Sosyal medya klişeleri
LinkedIn konusundaki yazımda “Herkesin Tweet’lerini, Facebook paylaşımlarını, iç dökmelerini yayınladığı yeni bir kanal oldu” demiştim.
Bu eğilim giderek arttı. Bir uzmanlık (örneğin CRM) grubu oluşturuluyor. Orada çeşitli düşünceler, kavramlar paylaşılıyor. Biri gelip konuyla ilgisiz yazıyı ekliyor.

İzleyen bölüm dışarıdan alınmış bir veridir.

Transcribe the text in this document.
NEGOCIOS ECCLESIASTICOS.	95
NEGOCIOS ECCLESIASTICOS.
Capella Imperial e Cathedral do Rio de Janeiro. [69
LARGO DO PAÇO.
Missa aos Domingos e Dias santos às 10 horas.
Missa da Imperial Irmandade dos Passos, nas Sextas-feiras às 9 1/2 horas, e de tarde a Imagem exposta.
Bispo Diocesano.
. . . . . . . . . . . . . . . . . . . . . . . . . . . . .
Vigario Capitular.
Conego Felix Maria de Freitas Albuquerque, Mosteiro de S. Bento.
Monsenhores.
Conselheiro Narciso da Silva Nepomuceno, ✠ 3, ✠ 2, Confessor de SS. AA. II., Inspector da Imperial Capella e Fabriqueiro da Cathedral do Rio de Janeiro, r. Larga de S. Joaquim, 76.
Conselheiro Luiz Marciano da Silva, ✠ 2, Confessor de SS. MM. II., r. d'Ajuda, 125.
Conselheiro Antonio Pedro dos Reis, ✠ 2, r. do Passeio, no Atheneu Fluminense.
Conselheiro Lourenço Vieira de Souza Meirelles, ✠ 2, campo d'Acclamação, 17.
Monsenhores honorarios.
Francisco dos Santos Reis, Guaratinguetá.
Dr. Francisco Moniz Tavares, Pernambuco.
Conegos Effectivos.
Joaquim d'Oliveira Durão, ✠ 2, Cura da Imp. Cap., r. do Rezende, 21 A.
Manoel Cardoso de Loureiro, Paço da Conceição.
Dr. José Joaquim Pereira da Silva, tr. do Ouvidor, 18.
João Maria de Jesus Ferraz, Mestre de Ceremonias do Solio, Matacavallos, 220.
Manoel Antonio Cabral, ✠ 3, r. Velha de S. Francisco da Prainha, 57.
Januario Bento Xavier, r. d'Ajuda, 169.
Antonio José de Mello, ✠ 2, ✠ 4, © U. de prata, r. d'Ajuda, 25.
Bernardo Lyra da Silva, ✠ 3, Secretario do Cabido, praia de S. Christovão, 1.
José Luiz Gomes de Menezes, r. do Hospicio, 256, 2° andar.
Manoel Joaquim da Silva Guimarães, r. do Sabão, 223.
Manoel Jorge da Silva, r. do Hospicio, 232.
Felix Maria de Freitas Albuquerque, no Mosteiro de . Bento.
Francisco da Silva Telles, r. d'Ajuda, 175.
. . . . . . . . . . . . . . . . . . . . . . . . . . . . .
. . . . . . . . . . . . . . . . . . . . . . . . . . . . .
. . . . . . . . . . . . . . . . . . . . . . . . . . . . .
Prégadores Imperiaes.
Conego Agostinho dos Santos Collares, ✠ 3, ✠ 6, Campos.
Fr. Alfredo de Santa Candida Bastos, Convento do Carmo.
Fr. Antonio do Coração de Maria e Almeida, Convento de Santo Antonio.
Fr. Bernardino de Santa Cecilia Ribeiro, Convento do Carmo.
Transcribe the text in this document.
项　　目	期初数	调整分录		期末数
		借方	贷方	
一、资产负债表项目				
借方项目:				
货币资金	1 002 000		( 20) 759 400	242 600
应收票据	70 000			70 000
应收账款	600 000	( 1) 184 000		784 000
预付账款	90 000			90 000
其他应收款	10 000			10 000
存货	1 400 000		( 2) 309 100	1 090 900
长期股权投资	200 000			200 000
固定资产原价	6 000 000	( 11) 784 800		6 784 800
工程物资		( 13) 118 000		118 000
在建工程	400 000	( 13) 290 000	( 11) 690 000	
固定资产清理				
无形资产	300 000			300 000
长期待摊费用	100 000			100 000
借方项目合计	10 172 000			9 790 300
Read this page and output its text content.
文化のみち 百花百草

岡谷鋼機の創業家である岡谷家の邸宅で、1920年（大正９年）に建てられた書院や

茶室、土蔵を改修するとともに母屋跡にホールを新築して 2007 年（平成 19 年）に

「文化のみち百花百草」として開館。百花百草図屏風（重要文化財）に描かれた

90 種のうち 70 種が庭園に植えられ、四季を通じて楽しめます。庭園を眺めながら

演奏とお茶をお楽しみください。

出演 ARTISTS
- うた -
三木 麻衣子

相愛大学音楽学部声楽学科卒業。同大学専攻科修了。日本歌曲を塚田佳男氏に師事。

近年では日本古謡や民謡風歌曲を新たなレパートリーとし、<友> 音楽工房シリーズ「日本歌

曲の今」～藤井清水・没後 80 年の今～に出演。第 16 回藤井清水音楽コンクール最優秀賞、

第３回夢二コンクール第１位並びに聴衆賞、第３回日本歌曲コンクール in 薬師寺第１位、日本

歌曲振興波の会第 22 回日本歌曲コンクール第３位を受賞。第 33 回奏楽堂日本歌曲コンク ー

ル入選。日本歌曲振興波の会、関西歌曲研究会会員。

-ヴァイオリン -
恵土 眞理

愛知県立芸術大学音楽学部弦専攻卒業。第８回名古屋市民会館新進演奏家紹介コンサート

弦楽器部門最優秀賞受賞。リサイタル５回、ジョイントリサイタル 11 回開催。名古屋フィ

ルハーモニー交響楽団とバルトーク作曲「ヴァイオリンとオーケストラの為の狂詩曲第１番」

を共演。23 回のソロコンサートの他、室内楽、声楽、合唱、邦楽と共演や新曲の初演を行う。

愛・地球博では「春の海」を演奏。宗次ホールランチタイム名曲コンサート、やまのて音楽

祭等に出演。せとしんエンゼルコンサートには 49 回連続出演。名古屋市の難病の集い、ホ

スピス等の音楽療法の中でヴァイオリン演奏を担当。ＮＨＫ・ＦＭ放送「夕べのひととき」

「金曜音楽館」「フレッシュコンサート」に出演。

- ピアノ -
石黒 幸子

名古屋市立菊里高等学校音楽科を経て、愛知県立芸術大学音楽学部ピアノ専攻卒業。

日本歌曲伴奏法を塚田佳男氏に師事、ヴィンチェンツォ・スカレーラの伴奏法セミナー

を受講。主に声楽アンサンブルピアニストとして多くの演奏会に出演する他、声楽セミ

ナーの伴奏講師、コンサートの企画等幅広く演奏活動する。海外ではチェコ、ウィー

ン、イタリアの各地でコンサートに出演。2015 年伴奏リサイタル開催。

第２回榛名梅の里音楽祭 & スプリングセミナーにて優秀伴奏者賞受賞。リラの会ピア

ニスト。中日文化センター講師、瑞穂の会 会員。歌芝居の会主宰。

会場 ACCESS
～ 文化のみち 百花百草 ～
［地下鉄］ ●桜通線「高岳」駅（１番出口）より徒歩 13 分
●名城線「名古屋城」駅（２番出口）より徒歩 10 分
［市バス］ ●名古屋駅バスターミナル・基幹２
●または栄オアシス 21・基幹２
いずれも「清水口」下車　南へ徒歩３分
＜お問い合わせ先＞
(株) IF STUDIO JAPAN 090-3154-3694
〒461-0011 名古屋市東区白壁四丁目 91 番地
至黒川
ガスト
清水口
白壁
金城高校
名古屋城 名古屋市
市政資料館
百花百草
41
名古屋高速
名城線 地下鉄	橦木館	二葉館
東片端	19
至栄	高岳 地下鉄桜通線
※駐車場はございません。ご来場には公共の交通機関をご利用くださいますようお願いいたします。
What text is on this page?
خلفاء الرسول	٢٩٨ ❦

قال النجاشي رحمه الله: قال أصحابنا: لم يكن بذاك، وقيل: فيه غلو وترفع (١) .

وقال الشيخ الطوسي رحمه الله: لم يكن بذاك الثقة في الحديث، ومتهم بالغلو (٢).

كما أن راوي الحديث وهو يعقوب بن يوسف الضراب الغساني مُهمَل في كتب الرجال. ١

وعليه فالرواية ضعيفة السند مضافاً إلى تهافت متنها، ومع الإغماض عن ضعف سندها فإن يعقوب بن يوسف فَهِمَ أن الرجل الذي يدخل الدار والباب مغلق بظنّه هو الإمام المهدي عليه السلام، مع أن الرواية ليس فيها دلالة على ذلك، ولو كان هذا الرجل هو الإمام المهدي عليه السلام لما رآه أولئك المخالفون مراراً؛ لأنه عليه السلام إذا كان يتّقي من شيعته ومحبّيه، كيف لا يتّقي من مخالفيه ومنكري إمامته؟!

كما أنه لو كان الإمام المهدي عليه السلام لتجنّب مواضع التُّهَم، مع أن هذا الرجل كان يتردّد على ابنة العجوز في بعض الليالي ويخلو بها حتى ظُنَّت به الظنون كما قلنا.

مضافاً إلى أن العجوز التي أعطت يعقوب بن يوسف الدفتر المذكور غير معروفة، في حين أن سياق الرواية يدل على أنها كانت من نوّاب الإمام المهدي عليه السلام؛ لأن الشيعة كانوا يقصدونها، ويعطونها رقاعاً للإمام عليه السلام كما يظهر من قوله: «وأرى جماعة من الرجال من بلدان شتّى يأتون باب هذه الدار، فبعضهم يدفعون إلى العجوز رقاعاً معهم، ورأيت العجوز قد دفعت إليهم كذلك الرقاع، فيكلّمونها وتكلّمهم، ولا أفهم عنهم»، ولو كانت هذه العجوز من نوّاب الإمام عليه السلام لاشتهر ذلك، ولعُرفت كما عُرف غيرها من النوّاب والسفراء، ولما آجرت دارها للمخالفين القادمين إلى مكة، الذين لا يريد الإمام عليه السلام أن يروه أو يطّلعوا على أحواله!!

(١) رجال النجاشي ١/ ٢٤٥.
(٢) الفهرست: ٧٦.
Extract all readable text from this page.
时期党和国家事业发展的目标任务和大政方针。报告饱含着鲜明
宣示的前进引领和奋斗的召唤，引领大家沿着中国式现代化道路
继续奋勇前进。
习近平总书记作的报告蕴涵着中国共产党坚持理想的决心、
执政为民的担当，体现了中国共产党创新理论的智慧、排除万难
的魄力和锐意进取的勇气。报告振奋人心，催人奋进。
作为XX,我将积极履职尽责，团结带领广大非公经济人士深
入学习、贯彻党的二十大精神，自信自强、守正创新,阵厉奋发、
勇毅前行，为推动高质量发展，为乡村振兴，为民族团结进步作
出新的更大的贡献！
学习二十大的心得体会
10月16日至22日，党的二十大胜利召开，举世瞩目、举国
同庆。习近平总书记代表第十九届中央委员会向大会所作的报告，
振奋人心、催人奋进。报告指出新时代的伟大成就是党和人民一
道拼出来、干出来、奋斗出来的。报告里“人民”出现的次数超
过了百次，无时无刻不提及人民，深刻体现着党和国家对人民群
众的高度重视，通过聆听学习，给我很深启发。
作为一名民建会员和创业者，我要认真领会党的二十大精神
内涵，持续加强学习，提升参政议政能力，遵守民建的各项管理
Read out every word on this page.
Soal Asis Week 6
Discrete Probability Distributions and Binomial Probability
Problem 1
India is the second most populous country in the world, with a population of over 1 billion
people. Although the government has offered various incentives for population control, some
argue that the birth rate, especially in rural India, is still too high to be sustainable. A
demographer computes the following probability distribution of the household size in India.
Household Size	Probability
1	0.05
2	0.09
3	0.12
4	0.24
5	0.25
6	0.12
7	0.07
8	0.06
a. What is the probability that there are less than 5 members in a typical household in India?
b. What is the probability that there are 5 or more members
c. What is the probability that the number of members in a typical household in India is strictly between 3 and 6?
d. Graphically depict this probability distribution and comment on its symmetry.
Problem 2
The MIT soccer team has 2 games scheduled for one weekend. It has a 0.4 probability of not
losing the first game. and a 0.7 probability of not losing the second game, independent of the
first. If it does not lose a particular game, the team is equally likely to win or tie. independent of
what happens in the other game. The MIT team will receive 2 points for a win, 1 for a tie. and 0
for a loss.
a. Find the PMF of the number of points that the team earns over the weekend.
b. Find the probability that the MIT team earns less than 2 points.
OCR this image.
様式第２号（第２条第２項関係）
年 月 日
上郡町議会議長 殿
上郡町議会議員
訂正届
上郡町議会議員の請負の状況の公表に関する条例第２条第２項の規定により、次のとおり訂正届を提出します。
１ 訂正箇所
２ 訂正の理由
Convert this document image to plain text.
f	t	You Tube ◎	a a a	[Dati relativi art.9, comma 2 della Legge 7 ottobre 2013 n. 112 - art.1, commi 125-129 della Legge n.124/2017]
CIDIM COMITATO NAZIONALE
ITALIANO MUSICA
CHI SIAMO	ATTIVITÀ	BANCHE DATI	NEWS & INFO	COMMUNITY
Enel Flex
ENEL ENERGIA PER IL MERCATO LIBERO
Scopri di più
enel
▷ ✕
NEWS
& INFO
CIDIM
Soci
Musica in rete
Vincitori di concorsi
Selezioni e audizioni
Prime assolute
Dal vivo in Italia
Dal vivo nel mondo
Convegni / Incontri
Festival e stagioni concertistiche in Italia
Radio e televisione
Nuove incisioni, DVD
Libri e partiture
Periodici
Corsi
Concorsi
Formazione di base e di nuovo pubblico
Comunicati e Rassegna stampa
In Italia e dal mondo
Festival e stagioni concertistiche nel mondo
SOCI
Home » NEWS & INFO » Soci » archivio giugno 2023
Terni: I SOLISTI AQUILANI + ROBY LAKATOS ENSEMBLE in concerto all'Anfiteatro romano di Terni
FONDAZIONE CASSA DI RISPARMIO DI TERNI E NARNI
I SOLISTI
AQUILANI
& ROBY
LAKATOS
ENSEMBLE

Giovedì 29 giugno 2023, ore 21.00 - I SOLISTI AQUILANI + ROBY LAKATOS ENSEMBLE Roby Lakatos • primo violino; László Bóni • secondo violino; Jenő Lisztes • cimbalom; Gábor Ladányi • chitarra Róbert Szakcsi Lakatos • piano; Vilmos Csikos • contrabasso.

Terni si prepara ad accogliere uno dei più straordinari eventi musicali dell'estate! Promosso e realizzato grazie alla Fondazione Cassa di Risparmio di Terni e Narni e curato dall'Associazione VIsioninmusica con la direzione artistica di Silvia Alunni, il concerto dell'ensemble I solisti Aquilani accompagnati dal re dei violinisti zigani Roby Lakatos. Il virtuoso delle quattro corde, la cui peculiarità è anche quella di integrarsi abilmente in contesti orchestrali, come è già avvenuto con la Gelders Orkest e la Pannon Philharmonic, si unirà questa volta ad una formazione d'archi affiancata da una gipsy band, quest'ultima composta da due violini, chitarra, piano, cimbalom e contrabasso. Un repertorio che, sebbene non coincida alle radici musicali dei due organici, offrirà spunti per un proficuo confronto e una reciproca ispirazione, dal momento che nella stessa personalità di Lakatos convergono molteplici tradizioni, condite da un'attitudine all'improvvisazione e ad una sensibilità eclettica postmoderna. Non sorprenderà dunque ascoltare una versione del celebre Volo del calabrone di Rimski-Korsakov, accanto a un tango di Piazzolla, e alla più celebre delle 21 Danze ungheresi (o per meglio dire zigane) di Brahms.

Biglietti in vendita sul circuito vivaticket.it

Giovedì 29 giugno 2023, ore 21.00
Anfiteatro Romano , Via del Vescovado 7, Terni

Diğeri kendi şirketinin reklam videosunu koyuyor.
“CRM ile ne ilgisi var?” diye sorduğumda, “Sosyal medyada istediğini istediği yere yazabileceğini” söylüyor. Beni de “Sosyal medyaya ayar verme heveslisi” olarak suçluyor. “Siz beğenmeseniz bile başkasına karışmayın” diyor. (3 ayrı klişe cümlesi bir arada…)
“Yazıyı beğenip beğenmeme sorunu değil, yayınlanma yerinin CRM grubu olup olmadığını soruyorum.” diyorum ama nafile. 3 klişe cümle tekrarlanıyor. “Aynı düzeyde sanılmamak için onlarla tartışmamayı” öğütleyen kişiye hak veriyorum.
Sosyal mecralarda neyin nerede ve nasıl durması gerektiğini bilen tüm arkadaşlar, benzer suçlamalarla karşılaşmış. Arsızlık prim yapıyor demek ki…
😉
Perşembe günü iki kişiye kulak misafiri oldum.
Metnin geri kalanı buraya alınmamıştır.